By Isaias "Cy" Alba IV
Practice Area: Government Contracts Law

As we have noted in the past, when the 809 Panel first convened, a number of the members believed that small business programs provided little for the warfighter at DOD and, thus, were simply unnecessary. Indeed, the Panel’s initial recommendation was going to be the full elimination of small business goals—which effectively stops small business set-asides entirely. The idea was that government personnel were wasting time counting dollars instead of focusing on increasing the lethality of the warfighter. While helping the warfighter is clearly laudable, DOD is the largest buyer in the world, and it purchases much more than simply weapons of war. Indeed, small businesses perform many functions that do not directly implicate warfighting, and certainly not lethality initiatives. Moreover, the services the small businesses do provide are critical to ensuring that the U.S. government has a robust supply chain and are not tethered to a handful of oligarchic corporations.
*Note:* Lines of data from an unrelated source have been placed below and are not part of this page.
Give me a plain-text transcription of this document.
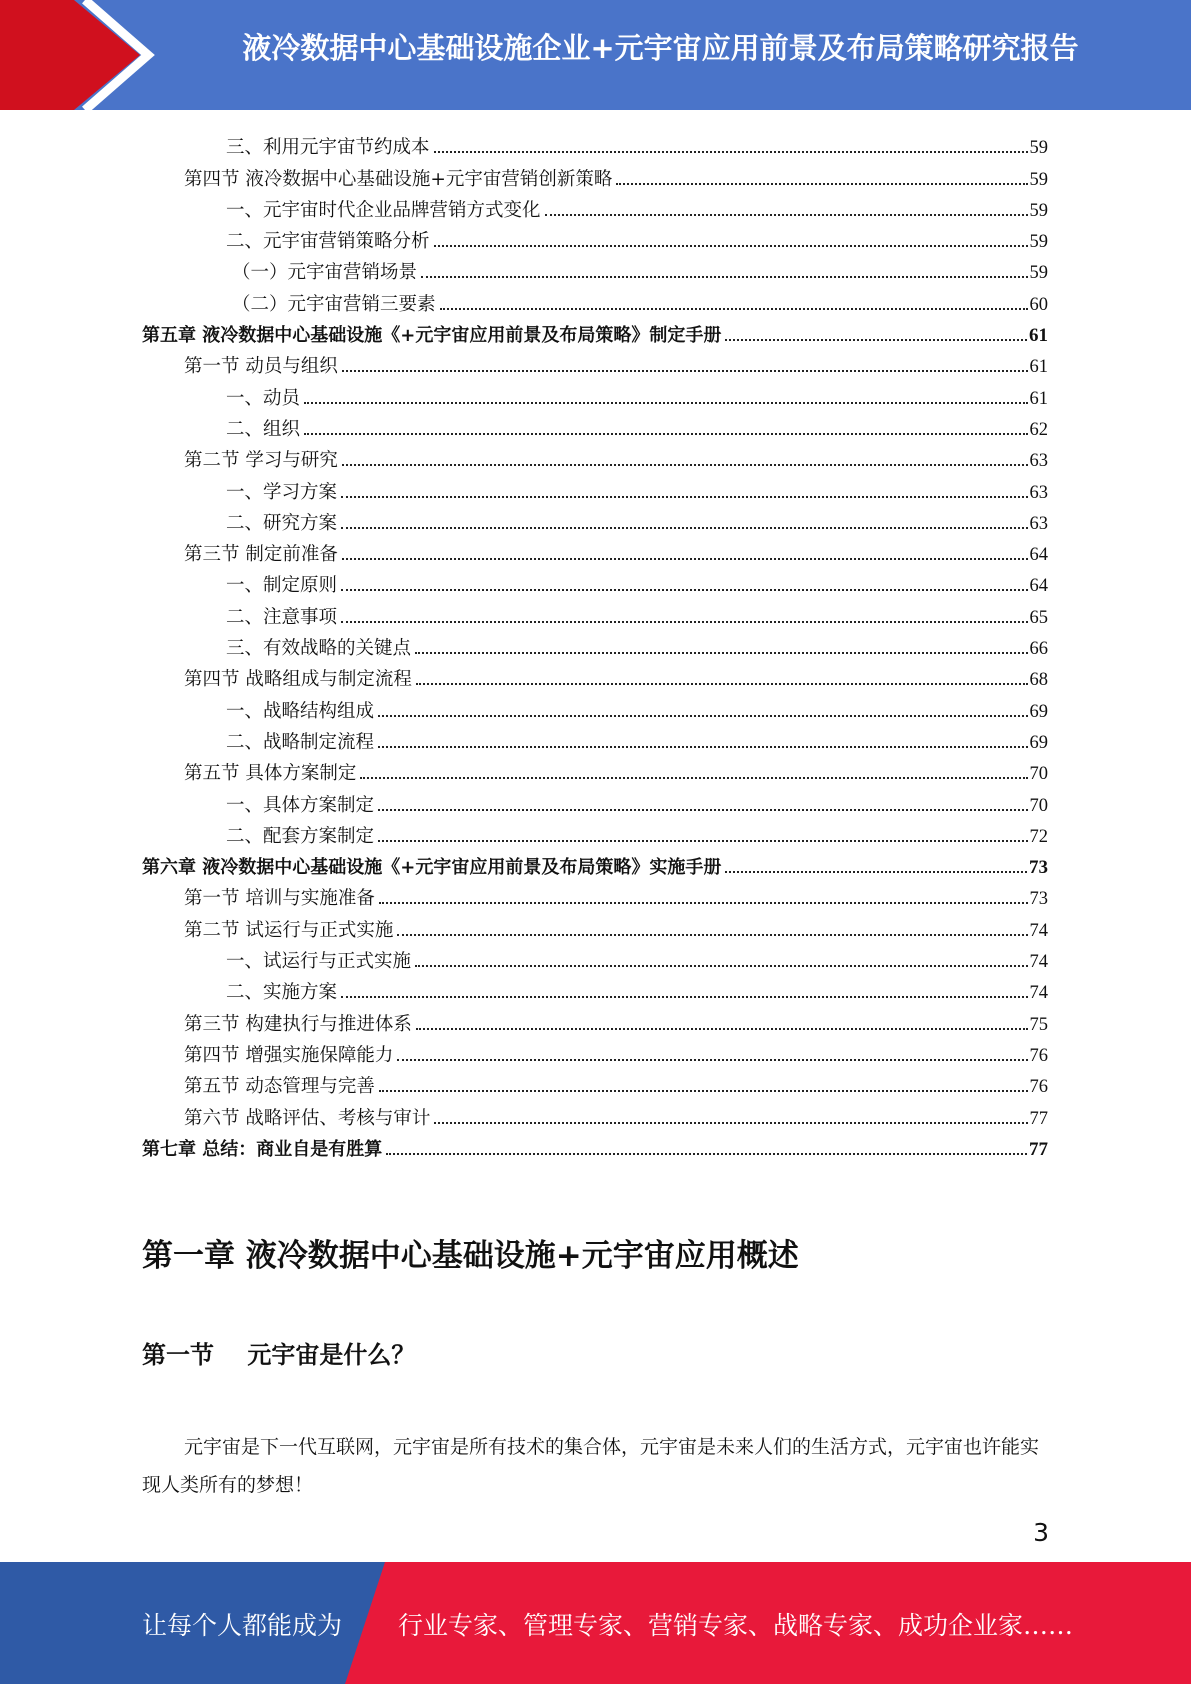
液冷数据中心基础设施企业+元宇宙应用前景及布局策略研究报告
三、利用元宇宙节约成本	59
第四节 液冷数据中心基础设施+元宇宙营销创新策略	59
一、元宇宙时代企业品牌营销方式变化	59
二、元宇宙营销策略分析	59
（一）元宇宙营销场景	59
（二）元宇宙营销三要素	60
第五章 液冷数据中心基础设施《+元宇宙应用前景及布局策略》制定手册	61
第一节 动员与组织	61
一、动员	61
二、组织	62
第二节 学习与研究	63
一、学习方案	63
二、研究方案	63
第三节 制定前准备	64
一、制定原则	64
二、注意事项	65
三、有效战略的关键点	66
第四节 战略组成与制定流程	68
一、战略结构组成	69
二、战略制定流程	69
第五节 具体方案制定	70
一、具体方案制定	70
二、配套方案制定	72
第六章 液冷数据中心基础设施《+元宇宙应用前景及布局策略》实施手册	73
第一节 培训与实施准备	73
第二节 试运行与正式实施	74
一、试运行与正式实施	74
二、实施方案	74
第三节 构建执行与推进体系	75
第四节 增强实施保障能力	76
第五节 动态管理与完善	76
第六节 战略评估、考核与审计	77
第七章 总结：商业自是有胜算	77
第一章 液冷数据中心基础设施+元宇宙应用概述
第一节    元宇宙是什么？

元宇宙是下一代互联网，元宇宙是所有技术的集合体，元宇宙是未来人们的生活方式，元宇宙也许能实现人类所有的梦想！

3
让每个人都能成为 行业专家、管理专家、营销专家、战略专家、成功企业家……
Luckily for all small businesses, it appears that the 809 Panel has realized this fact and could be making a turn to support small business initiatives.

Given the latest information on the 809 Panel, it now appears that the small business goals will not be eliminated after all and that the small business marketplace, which employs hundreds of thousands of Americans, will be spared from a direct attack. What is less clear, however, is how the changes to commercial buying practices could still harm not just small businesses, but also increase cronyism, decrease transparency and accountability, and increase the risk of conflicts of interest and self-dealing. Specifically, if the government were allowed to simply buy like you or I, it would effectively mean a contracting officer could find a friend, maybe even a friend that could give him or her a lucrative job after leaving the government or that would employ his or her spouse, etc., instead of competing the work fairly and openly. While we certainly hope the rush to commercial buying will not overshadow the laws and regulations created to address the fact that the government is not a commercial entity and that the dollars it spends are owned by all of us, not just generals and bureaucrats. Unfortunately, we will have to wait until the third volume of the 809 Panel report is released to learn the specifics of the plans, but rest assured we will be getting as much information as we can, and we will share it with all of our friends and clients.